KARACHI: It was a diary of a six-year-old long waiting to be written and shared with others. Experiences and impressions of the past spent in a village named Moledino Larik, part of district Naushahro Feroze, were revisited by Attiya Dawood, a writer and rights activist on Wednesday.
Held at the Oxford University Press bookshop on Khalid Bin Waleed Road, Ms Attiya spoke about her book, Ainay Kay Saamnay, which is a Khudnavisht (an autobiography).
She wrote the book in 2000, during her three-month visit to Delhi, India.
The book is all about the people and places of her childhood and dotted with many personal experiences. One of those experiences, which she chose to read out from the book during her talk, was the presence of three ‘Jinnis,’ (a term used in Sindhi for female supernatural being), who could only be seen and heard by her father, Dawood Larik, who was a poet as well as a Hafiz.
Roohi, Rahat and Soonhi, the three jinnis, were always around him, which the father told the family, were also their protectors.
It was Mr Larik’s third wife, Arbab Khatoon, who gave birth to Ms Attiya. Soon after, he died at the age of 60.
The story then unfolds with 6-year-old Attiya observing the people and their conversations about supernatural beings while growing up in a village surrounded by interfering relatives and neighbours.
“Not much has changed even today,” she said during her talk.
Her father being a Hafiz was well-known in their village. Once during a visit to her village, a woman asked Ms Attiya to put her hand over a buffalo’s head so that it could be cured, as the woman believed that the daughter of a Hafiz would be a ‘gifted one’ as well.
“I knew that it wasn’t right, but I did it, as I didn’t want to break her trust. However, strangely, the buffalo also got better,” she said laughingly.
Mentioning a ‘jinnati baba’ who resided in Thatta, she said that his job was to get rid of ‘jinns’ that ‘possessed’ people in that area.

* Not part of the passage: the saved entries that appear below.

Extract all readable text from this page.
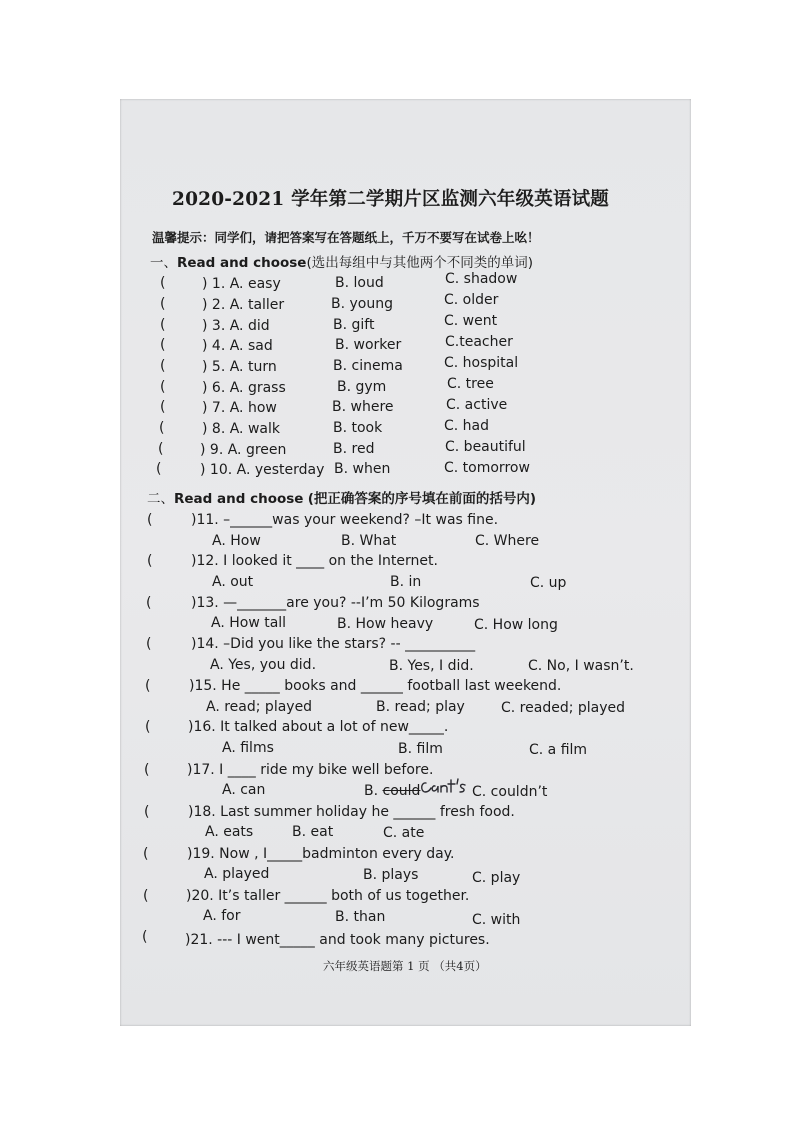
2020-2021 学年第二学期片区监测六年级英语试题
温馨提示：同学们，请把答案写在答题纸上，千万不要写在试卷上吆！
一、Read and choose(选出每组中与其他两个不同类的单词)
(	) 1. A. easy	B. loud	C. shadow
(	) 2. A. taller	B. young	C. older
(	) 3. A. did	B. gift	C. went
(	) 4. A. sad	B. worker	C.teacher
(	) 5. A. turn	B. cinema	C. hospital
(	) 6. A. grass	B. gym	C. tree
(	) 7. A. how	B. where	C. active
(	) 8. A. walk	B. took	C. had
(	) 9. A. green	B. red	C. beautiful
(	) 10. A. yesterday B. when	C. tomorrow
二、Read and choose (把正确答案的序号填在前面的括号内)
(	)11. –______was your weekend? –It was fine.
A. How	B. What	C. Where
(	)12. I looked it ____ on the Internet.
A. out	B. in	C. up
(	)13. —_______are you? --I’m 50 Kilograms
A. How tall	B. How heavy	C. How long
(	)14. –Did you like the stars? -- __________
A. Yes, you did.	B. Yes, I did.	C. No, I wasn’t.
(	)15. He _____ books and ______ football last weekend.
A. read; played	B. read; play	C. readed; played
(	)16. It talked about a lot of new_____.
A. films	B. film	C. a film
(	)17. I ____ ride my bike well before.
A. can	B. could	C. couldn’t
(	)18. Last summer holiday he ______ fresh food.
A. eats	B. eat	C. ate
(	)19. Now , I_____badminton every day.
A. played	B. plays	C. play
(	)20. It’s taller ______ both of us together.
A. for	B. than	C. with
(	)21. --- I went_____ and took many pictures.
六年级英语题第 1 页 （共4页）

Also, she mentioned the shrines gradually becoming one of the busiest places after hospitals, where people visited to look for a cure to various life-threatening illnesses or their problems. “I have seen all sorts of people in these shrines. Women, who are otherwise kept inside homes, dance without dupattas inside the open-air shrines. I found it to be a way forward, their way of going against the system,” she said. The bad part, however, was seeing cancer patients waiting in line to be cured by an ‘aamil’ (faith healer).
She also pointed out some stagnant issues. With women getting educated and more aware of their rights and choices, she said they still did not enjoy the decision- making powers within their families.

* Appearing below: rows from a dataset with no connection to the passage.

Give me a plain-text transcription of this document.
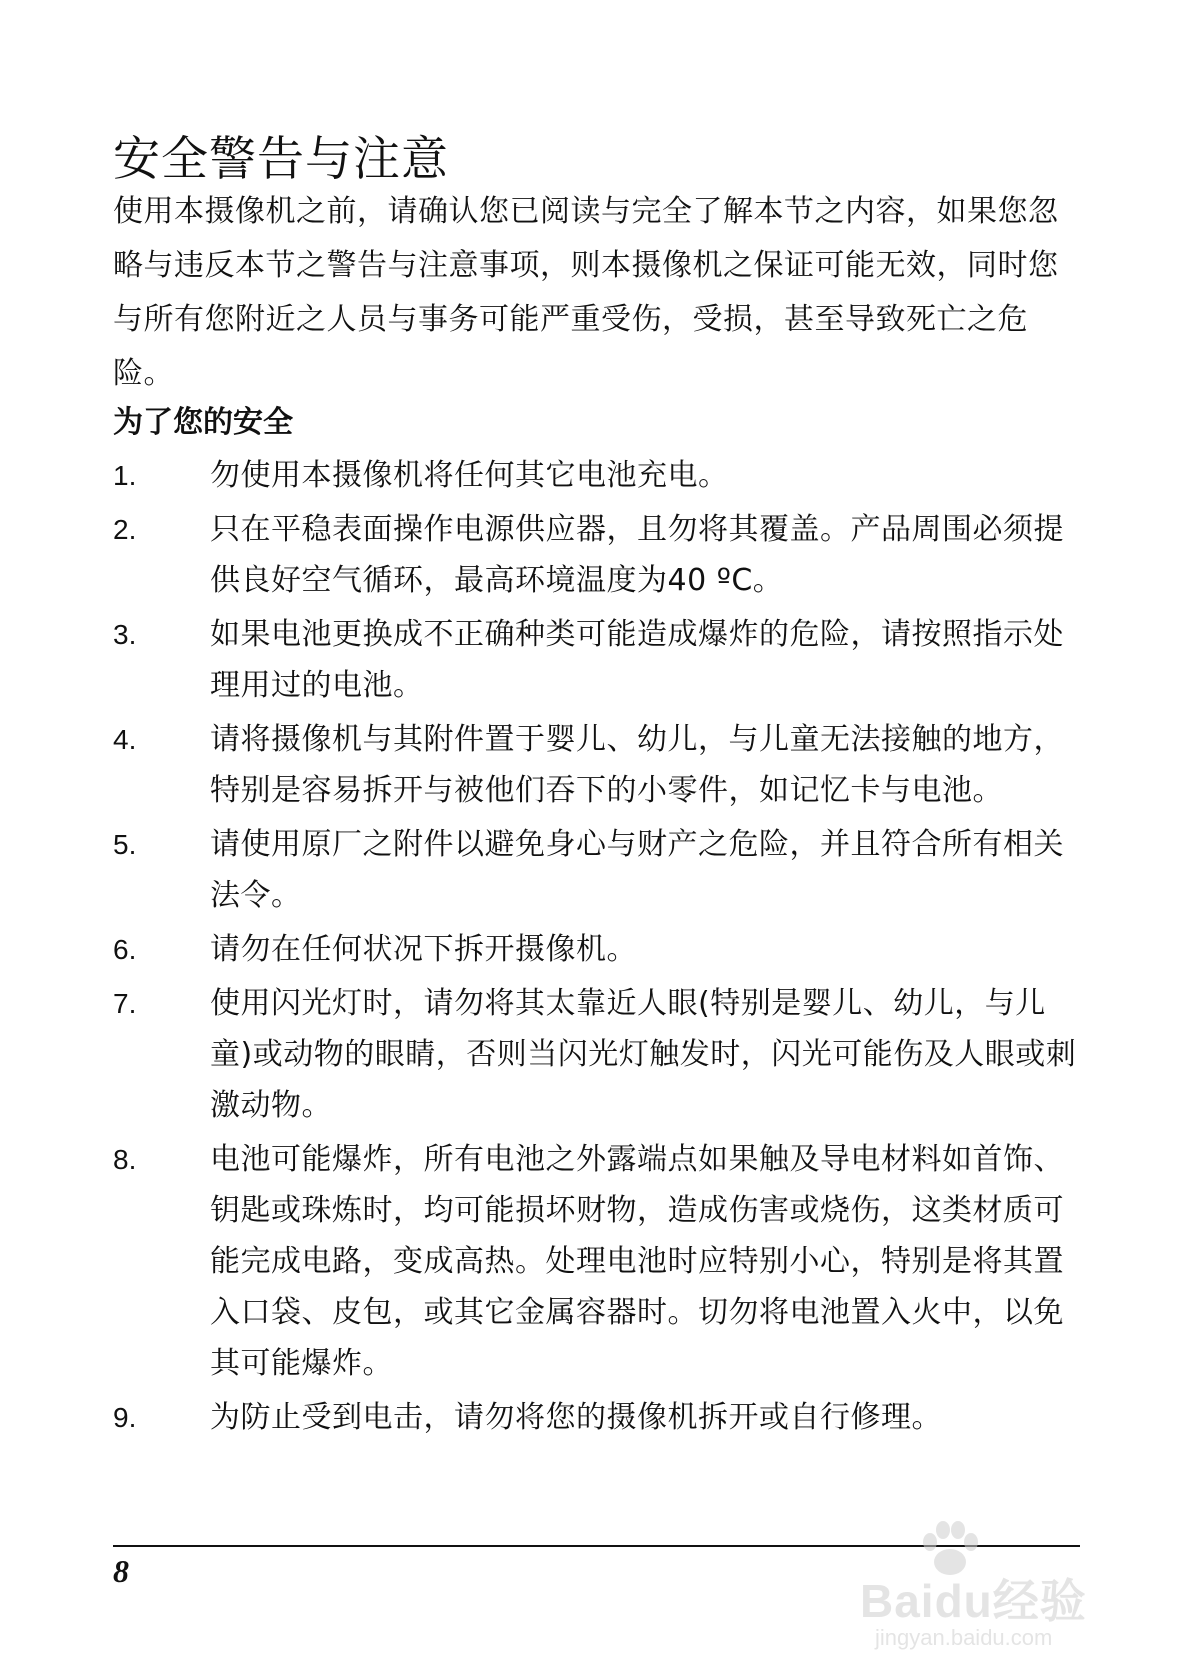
安全警告与注意

使用本摄像机之前，请确认您已阅读与完全了解本节之内容，如果您忽略与违反本节之警告与注意事项，则本摄像机之保证可能无效，同时您与所有您附近之人员与事务可能严重受伤，受损，甚至导致死亡之危险。

为了您的安全
1.	勿使用本摄像机将任何其它电池充电。
2.	只在平稳表面操作电源供应器，且勿将其覆盖。产品周围必须提供良好空气循环，最高环境温度为40 ºC。
3.	如果电池更换成不正确种类可能造成爆炸的危险，请按照指示处理用过的电池。
4.	请将摄像机与其附件置于婴儿、幼儿，与儿童无法接触的地方，特别是容易拆开与被他们吞下的小零件，如记忆卡与电池。
5.	请使用原厂之附件以避免身心与财产之危险，并且符合所有相关法令。
6.	请勿在任何状况下拆开摄像机。
7.	使用闪光灯时，请勿将其太靠近人眼(特别是婴儿、幼儿，与儿童)或动物的眼睛，否则当闪光灯触发时，闪光可能伤及人眼或刺激动物。
8.	电池可能爆炸，所有电池之外露端点如果触及导电材料如首饰、钥匙或珠炼时，均可能损坏财物，造成伤害或烧伤，这类材质可能完成电路，变成高热。处理电池时应特别小心，特别是将其置入口袋、皮包，或其它金属容器时。切勿将电池置入火中，以免其可能爆炸。
9.	为防止受到电击，请勿将您的摄像机拆开或自行修理。
8
Baidu经验
jingyan.baidu.com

While speaking about the superstitions held by people, she said: “I haven’t tried to rationalise or analyse my experiences while writing this book. Haven’t tried to debate whether something was right or wrong, but focused on jotting down all the memories that came while writing the book.”

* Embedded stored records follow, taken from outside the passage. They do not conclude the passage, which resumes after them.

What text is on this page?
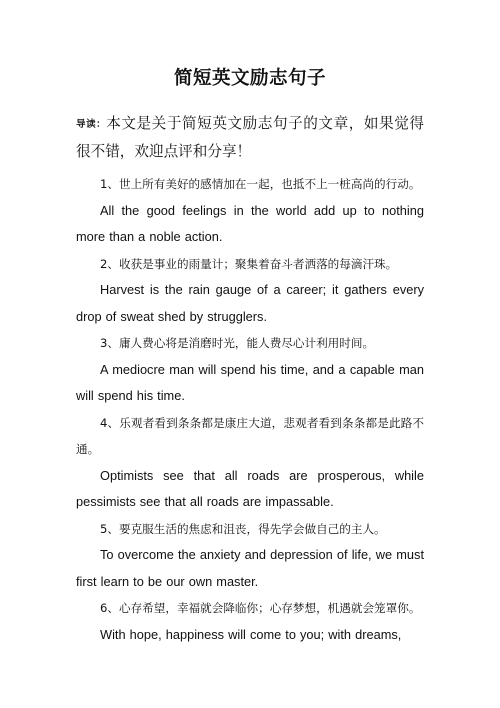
简短英文励志句子
导读：本文是关于简短英文励志句子的文章，如果觉得很不错，欢迎点评和分享！

1、世上所有美好的感情加在一起，也抵不上一桩高尚的行动。

All the good feelings in the world add up to nothing more than a noble action.

2、收获是事业的雨量计；聚集着奋斗者洒落的每滴汗珠。

Harvest is the rain gauge of a career; it gathers every drop of sweat shed by strugglers.

3、庸人费心将是消磨时光，能人费尽心计利用时间。

A mediocre man will spend his time, and a capable man will spend his time.

4、乐观者看到条条都是康庄大道，悲观者看到条条都是此路不通。

Optimists see that all roads are prosperous, while pessimists see that all roads are impassable.

5、要克服生活的焦虑和沮丧，得先学会做自己的主人。

To overcome the anxiety and depression of life, we must first learn to be our own master.

6、心存希望，幸福就会降临你；心存梦想，机遇就会笼罩你。

With hope, happiness will come to you; with dreams,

The bit about ‘jinnati baba’ was not over yet. Once Ms Attiya did a story about people and their myths and mentioned him in it as well. This gesture did not amuse him, as he told one of Attiya’s friends, Hassan Mujtaba, that he was sending over a ‘jinn’ towards her so that she starts believing in them once and for all.
“I asked him to tell him that I already live with Abro (her husband), so I don’t need to see another.”
Speaking about her book once again, she said that this book belonged to a 6-year-old
who witnessed all sorts of hurdles and experiences way before she even read the holy book. “This is not only a diary, it is much more than that,” she added in the end.